在电缆测井中,在一些或全部的井被钻成之后,将探头或“测井电极系(sonde)”下放到钻孔中。测井电极系悬挂在对测井电极系提供机械支撑并且还在测井电极系和位于井的地面处的电气设备之间提供电连接的“测井电缆”的长缆或“电缆”的端部。根据现有的测井技术,当测井电极系被拉向井口时,地层的各种参数被测量并与测井电极系在钻孔中的位置联系起来。
在LWD中,钻具组件包括当地层被穿透时测量各种参数的感测仪器,从而可以实现地层的测量,而较少地被流体侵入影响。当需要进行LWD测量时,钻井操作所产生的环境通常不利于电子仪表、遥感勘测和传感器操作。
油管传送测井是在已有的钻孔内进行的,与电缆测井类似。与电缆测井不同的是,油管传送测井能够使测井工具移动到悬挂在电缆上的工具无法到达的地方,例如水平或向上的钻孔。油管传送测井工具通常要忍受有限的通信带宽,这意味着所获取的数据通常被存储在存储器中,并且在工具返回到地面时从工具下载。
在这些和其它的测井环境中,通常以测井记录的形式记录和显示被测参数,测井记录即为将被测参数显示为工具位置或深度的函数的二维曲线图。除了进行作为深度的函数的参数测量之外,一些测井工具还提供作为方位角的函数的参数测量。这种工具测量常常被显示为钻孔壁的二维图像,一个维度代表工具位置或深度,另一维度代表方位角定向,像素强度或颜色代表参数值。
一旦钻好钻孔,操作者常常希望在确定完井投产策略之前执行井下地层测试。流体取样工具使操作者能够直接从钻孔壁抽出流体样品并且通常基于抽到样品室中的材料的特性(例如光学性质、电性质、密度、NMR和PVT性质)来测量污染程度、成分和相。
附图说明
结合附图来考虑下面的具体描述,可以更好地理解各个公开的实施例,其中:
图1显示了例证性的随钻测井(“LWD”)环境;
图2显示了例证性的电缆测井环境;
图3显示了例证性的油管传送测井环境;
图4显示了例证性的地层流体取样工具;
图5显示了例证性的基于干涉仪的流体分析器;
图6显示了具有集成(“单片”)光路元件的例证性干涉仪;
图7显示了使用旋转回射器(spinning retroreflector)的例证性干涉仪;
图8显示了第二个例证性的基于干涉仪的流体分析器;以及
图9显示了例证性的基于干涉仪的分析方法。
尽管本发明能够接受各种修改和替代形式,但是其特定实施例在图中是以示例方式显示的,并在文中进行了详细的描述。
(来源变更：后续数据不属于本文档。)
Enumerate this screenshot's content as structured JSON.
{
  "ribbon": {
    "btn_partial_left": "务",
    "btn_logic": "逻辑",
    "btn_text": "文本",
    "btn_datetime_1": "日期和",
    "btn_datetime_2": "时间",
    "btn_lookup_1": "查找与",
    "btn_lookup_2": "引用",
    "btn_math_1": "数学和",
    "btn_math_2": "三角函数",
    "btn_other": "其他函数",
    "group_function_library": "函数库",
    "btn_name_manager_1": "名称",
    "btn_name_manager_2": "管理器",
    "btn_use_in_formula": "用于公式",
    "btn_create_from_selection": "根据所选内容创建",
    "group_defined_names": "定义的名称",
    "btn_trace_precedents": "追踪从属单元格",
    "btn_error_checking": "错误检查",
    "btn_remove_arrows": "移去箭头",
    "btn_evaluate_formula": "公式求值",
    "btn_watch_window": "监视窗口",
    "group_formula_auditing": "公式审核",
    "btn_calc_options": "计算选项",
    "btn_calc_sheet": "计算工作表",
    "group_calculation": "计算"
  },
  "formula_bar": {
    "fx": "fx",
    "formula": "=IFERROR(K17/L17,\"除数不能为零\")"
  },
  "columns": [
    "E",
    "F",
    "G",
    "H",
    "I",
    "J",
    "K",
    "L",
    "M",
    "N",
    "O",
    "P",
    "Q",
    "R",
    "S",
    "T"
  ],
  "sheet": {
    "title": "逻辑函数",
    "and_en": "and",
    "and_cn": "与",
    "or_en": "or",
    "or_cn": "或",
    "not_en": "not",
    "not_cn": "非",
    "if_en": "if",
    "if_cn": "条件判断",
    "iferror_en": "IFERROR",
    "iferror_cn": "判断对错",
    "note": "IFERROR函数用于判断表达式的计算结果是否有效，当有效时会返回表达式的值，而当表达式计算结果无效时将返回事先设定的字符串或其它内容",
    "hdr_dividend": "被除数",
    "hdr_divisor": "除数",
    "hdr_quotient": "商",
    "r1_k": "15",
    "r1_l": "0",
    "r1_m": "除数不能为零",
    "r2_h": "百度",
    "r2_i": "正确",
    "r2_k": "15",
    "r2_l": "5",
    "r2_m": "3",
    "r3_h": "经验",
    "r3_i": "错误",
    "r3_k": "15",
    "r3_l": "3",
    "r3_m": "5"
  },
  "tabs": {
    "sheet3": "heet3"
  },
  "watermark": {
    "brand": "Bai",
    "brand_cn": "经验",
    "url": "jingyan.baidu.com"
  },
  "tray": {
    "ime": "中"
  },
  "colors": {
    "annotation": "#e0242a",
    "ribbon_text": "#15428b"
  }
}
不过,应理解的是,附图及其具体描述并非要对公开进行限制,而是相反,其目的是覆盖落入权利要求的明确语言范围内的所有的修改、等效方式和替代方式。
具体实施方式
因此,本文公开了使用干涉图(通过光波的叠加产生的干涉图案)进行井下光学分析的各种系统和方法。通过在光路中引入干涉仪来产生干涉图,干涉仪的两臂具有以时间为函数变化的传播时间差。光在干涉仪之前或之后与待分析材料相遇,待分析材料例如为来自地层的流体样品、钻孔流体样品、矿样或钻孔壁的一部分。相遇可以以各种形式发生,包括通过样品的透射/衰减、从样品反射、衰减全反射比(倏逝波)、从样品散射以及激发荧光。无论如何,材料的光谱特性会留在光束上,并且可通过执行傅立叶变换以获得光谱或者能够与一个或多个模板相比较的电子处理装置容易地分析所述光谱特性。被设计成在不利的井下环境中良好运行的干涉仪有望实现实验室质量的测量。
所公开的系统和方法在其工作所处的较大系统的背景下得到最好的理解。图1显示了例证性的随钻测井(LWD)环境。钻井平台2支撑井架4,井架4具有用于提升和下放钻柱8的游动滑车6。当通过转盘12下放钻柱8时,方钻杆10支撑钻柱8。通过井下电动机和/或钻柱8的转动来驱动钻头14。当钻头14转动时,其产生通过各个地层18的钻孔16。泥浆泵20使钻井液循环通过到方钻杆10的进给管22、在井下通过钻柱8的内部、通过钻头14中的孔、经由钻柱8周围的环状空间回到地面并进入到保存坑(retention pit)24中。钻井液将来自钻孔的钻屑输送到坑24中,并且有助于保持钻孔的完整性。
钻头14附近的底部钻具组件中集成有LWD工具26。当钻头使钻孔通过地层延伸时,测井工具26采集与各种地层特性以及工具定向和各种其它的钻井条件有关的测量值。测井工具26可以采用钻铤的形式,即提供重量和刚性以辅助钻井过程的厚壁管。如下文进一步说明的,工具组件26包括监测井筒(wellbore)流体特性的光学流体分析工具。可以包括遥测短接(telemetry sub)28以向地面接收器30传送测量数据并且从地面接收指令。在一些实施例中,遥测短接28不与地面通信,而是存储测井数据,以便后续当收回测井组件时在地面回收数据。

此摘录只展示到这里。